Mauritius economy: Better times ahead.

The Island nation of Mauritius, known for its sugarcane plantations, and tourism, is finding its way out of the recession. Tourism being the major source of foreign exchange, was hit by the declining arrivals of foreign tourists. Apart from tourism, the country earns foreign exchange from the export of sugar, textiles, clothing, and food products.

The Mauritian economy that had grown at 5% in the last few years, is expected to reach only 2.70% this year, according to forecasts of the country’s Monetary Policy Committee. The IMF had projected a growth rate of 2% for the country in 2009. The official projection of 2.70% growth is based on a smaller import bill this year on account of the fall in oil prices globally. Apart from imports of oil, the country sources its other requirements like foodstuffs, chemicals, machinery and equipment, mainly from India, and China, while it counts on France to pick up the bulk of its exported products.

China has now come to play an important role in the country’s economy, with the establishment of the China Trade Zone, that is expected to boost exports by about USD 200.00 million per annum. The balance of trade deficit is slowly narrowing with the fall in oil prices.
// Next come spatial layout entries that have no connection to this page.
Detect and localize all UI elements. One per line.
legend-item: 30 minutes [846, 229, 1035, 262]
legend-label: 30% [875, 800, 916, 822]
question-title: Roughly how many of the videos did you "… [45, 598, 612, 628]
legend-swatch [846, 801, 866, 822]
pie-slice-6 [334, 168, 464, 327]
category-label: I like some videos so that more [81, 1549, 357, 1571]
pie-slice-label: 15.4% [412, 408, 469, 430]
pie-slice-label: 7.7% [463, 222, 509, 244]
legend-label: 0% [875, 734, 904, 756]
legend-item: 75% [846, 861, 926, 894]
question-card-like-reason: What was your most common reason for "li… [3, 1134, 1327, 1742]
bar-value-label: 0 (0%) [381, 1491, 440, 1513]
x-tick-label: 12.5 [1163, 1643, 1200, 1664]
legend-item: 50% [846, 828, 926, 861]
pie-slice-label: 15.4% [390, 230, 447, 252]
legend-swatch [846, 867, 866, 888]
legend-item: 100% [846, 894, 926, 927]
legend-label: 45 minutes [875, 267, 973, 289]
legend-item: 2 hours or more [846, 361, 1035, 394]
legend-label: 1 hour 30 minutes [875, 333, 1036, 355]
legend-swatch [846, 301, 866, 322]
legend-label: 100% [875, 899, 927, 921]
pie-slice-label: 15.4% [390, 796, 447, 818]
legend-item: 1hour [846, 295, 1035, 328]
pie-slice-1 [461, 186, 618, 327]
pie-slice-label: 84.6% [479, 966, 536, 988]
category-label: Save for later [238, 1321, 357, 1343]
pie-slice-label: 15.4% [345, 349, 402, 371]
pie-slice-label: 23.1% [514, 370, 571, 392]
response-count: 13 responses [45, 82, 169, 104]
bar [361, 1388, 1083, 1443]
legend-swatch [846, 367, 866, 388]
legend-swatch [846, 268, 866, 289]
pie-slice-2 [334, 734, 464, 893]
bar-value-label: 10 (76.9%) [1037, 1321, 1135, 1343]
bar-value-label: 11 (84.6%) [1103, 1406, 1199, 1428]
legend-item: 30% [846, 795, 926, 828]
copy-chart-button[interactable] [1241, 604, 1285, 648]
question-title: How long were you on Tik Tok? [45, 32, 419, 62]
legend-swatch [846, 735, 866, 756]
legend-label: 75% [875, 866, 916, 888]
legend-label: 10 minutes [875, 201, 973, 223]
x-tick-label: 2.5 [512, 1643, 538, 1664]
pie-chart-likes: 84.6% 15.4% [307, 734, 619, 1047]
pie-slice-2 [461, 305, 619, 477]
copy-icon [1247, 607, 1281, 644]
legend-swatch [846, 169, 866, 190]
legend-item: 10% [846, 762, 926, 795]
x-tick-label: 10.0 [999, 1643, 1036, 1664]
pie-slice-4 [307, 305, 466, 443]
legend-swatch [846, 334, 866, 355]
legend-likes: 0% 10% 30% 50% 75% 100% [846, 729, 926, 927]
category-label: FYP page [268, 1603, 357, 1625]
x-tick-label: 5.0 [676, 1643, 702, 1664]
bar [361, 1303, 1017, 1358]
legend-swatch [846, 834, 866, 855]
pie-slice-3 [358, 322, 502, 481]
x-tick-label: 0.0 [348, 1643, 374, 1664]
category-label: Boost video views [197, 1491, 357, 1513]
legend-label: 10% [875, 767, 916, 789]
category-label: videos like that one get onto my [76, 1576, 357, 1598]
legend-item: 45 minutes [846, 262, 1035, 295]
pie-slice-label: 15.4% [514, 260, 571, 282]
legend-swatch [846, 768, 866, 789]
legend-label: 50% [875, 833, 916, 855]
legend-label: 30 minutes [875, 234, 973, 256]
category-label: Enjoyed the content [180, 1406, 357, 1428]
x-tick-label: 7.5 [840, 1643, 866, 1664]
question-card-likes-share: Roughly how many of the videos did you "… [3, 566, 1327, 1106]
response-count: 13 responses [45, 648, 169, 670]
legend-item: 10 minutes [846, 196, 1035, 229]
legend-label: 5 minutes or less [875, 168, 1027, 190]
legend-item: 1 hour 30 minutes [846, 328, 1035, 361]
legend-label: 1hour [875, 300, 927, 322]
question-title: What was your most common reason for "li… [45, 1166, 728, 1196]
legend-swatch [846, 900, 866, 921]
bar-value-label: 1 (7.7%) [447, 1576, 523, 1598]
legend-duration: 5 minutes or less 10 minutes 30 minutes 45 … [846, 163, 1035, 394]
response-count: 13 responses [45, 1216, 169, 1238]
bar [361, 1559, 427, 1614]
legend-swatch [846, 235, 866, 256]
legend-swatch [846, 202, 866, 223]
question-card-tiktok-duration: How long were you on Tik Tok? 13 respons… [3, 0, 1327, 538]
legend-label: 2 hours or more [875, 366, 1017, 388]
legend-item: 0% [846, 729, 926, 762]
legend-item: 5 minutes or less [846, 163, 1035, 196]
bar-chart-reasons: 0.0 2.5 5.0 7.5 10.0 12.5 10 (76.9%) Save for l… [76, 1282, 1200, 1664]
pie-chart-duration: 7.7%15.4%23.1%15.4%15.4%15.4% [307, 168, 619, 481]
Restoration of the exports sector is vital for the Mauritian economy to grow and prosper. As a matter of fact, the upbeat mood in the French economy is a welcome sign for the Island nation, that can look forward to more offtake of its products from France now. But it may be a bit premature to celebrate, as the recession in Europe and elsewhere will take some time to subside, and their economies look up once again.